One Piece is still so successful, still in its eternal prime that the anime is getting a full-blown remake before the original is even completed. Dubbed The One Piece, This Netflix-funded project to be done by WIT Studio will bring One Piece up to modern animation standards starting all the way at the beginning. Having the advantage of 1000s of manga chapters, it will have improved pacing and less filler. This remake isn’t because the first arc of One Piece was bad, but simply because it could stand to benefit from modern animation techniques. The show still has more potential even after all this time. This, once again reflects One Piece as a property, a renowned masterpiece.
This new anime will bring in an entire second multi-generational fanbase. No one saw this coming and it’s another feat that only One Piece could pull off. An anime that saw an American remastering because the first one was so bad, and now a full-on remake because the original was so good all while the original is still not yet completed is unprecedented.

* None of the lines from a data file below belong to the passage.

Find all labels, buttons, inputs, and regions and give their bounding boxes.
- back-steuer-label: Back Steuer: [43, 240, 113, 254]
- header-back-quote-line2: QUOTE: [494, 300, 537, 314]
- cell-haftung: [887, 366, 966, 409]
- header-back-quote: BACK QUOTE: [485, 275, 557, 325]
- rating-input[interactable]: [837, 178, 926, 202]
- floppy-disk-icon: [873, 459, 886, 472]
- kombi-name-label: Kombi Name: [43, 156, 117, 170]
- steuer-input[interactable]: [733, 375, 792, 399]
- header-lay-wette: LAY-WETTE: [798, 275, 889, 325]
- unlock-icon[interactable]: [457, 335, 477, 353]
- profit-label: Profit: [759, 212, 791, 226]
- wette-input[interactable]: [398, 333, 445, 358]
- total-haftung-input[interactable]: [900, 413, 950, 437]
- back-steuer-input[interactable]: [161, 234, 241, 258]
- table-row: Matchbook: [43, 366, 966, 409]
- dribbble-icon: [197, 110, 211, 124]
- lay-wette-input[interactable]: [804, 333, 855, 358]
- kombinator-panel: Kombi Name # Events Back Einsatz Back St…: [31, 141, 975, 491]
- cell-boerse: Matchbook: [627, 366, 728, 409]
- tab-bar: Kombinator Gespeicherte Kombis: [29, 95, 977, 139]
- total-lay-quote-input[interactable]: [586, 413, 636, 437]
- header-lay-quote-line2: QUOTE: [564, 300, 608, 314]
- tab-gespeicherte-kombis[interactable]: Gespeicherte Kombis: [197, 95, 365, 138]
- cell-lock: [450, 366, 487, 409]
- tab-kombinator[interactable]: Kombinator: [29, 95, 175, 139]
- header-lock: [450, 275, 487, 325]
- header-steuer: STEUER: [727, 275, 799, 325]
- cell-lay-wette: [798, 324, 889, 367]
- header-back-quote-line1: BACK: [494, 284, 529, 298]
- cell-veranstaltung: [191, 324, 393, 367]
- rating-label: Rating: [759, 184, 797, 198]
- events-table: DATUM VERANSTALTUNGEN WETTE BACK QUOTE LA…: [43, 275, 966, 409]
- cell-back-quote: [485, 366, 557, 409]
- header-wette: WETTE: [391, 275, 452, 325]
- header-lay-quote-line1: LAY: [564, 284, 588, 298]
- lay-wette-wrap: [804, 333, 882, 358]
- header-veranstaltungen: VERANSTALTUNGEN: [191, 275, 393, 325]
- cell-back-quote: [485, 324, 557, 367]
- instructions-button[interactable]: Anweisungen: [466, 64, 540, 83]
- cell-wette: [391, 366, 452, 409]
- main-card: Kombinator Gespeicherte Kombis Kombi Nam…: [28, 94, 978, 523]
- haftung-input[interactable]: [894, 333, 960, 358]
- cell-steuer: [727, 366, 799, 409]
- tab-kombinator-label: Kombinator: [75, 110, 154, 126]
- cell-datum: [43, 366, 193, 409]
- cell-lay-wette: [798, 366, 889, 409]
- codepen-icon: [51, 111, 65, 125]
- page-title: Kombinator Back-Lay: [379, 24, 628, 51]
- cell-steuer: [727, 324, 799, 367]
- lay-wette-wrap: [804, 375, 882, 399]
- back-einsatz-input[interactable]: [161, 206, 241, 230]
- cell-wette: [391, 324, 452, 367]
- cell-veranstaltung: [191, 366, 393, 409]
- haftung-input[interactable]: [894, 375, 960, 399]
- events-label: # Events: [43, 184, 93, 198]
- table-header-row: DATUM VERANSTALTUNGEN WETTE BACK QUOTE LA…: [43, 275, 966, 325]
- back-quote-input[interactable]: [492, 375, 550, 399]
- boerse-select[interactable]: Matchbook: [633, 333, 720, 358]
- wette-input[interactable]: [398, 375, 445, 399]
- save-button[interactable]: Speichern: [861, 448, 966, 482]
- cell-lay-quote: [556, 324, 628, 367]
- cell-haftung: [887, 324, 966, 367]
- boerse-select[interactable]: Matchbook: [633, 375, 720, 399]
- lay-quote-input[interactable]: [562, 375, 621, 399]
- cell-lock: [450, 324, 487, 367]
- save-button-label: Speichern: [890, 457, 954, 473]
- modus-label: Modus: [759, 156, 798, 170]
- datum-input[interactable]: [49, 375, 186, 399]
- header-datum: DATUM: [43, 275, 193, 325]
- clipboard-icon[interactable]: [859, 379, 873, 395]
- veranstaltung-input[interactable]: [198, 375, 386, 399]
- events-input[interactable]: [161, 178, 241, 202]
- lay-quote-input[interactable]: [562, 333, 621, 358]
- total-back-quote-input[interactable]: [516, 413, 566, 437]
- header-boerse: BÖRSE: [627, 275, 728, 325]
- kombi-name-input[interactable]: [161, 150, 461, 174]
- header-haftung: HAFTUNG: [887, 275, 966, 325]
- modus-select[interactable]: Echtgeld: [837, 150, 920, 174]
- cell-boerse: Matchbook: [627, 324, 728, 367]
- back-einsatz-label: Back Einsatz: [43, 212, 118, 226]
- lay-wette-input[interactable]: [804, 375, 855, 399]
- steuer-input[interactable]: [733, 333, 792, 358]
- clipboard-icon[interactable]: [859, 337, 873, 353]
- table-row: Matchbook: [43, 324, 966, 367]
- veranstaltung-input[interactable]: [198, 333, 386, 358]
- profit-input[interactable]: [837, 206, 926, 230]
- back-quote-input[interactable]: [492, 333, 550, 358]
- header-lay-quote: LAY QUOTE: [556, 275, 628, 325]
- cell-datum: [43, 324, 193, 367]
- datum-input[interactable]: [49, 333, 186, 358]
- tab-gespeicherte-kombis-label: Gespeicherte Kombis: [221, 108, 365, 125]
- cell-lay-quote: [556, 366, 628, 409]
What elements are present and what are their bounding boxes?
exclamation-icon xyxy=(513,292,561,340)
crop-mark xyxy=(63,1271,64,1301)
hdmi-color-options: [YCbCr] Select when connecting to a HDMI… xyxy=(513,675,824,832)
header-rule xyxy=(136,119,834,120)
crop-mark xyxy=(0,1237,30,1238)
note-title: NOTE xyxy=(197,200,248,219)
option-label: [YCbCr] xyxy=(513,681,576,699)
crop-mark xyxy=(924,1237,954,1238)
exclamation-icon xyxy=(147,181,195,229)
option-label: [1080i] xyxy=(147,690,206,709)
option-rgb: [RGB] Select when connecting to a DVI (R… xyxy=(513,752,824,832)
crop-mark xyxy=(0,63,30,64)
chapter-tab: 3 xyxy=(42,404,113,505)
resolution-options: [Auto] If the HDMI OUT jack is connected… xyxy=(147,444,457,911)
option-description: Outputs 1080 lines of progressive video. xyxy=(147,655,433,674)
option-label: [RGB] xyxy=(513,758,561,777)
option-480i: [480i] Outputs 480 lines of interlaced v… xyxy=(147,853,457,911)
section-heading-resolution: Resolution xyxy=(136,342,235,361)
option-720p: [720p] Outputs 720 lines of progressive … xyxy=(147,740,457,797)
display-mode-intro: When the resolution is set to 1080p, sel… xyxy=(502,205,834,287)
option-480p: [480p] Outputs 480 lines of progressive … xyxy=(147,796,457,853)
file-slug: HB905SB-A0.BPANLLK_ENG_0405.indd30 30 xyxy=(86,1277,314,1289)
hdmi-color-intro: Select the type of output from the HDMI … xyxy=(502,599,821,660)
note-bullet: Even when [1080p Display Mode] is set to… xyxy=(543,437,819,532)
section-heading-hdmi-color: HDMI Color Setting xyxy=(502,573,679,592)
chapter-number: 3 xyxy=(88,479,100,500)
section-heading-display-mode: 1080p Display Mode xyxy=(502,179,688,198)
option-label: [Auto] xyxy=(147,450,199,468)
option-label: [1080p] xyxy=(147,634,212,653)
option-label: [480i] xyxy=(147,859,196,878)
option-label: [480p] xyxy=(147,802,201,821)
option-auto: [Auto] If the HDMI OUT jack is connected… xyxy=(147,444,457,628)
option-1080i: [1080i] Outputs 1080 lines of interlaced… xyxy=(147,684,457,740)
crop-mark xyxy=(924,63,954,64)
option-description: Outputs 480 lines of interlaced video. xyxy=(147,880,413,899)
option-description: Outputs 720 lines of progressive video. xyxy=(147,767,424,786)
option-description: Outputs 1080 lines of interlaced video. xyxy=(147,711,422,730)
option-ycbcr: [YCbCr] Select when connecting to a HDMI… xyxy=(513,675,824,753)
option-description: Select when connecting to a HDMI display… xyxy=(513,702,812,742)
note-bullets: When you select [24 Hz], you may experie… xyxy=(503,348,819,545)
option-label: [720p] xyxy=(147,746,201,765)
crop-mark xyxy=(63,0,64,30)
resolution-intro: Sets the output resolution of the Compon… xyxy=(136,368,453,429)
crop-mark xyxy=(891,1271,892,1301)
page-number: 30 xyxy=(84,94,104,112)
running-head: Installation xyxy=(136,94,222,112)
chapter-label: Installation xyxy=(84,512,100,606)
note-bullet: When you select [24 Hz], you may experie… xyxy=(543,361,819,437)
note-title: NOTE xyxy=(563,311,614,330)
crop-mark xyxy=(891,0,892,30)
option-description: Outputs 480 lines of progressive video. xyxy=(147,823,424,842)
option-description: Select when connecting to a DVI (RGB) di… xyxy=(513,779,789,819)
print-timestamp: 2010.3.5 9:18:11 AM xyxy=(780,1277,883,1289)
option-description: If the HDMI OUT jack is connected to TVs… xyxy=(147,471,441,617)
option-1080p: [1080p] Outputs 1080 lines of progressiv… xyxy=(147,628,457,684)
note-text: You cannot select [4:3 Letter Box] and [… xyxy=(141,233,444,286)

One Piece might be nearing its canonical end, but the impact and legend it carries will not. From its horrific American start, which showed us how not to adapt an anime, to its now resounding success, multiple times over. One Piece has cemented itself as a foundational pillar that led to the anime industry today while continuing to be at its forefront. Like its characters, every struggle it faced only made it stronger on the other side. It’s one of the best stories ever told, just make sure it’s told correctly.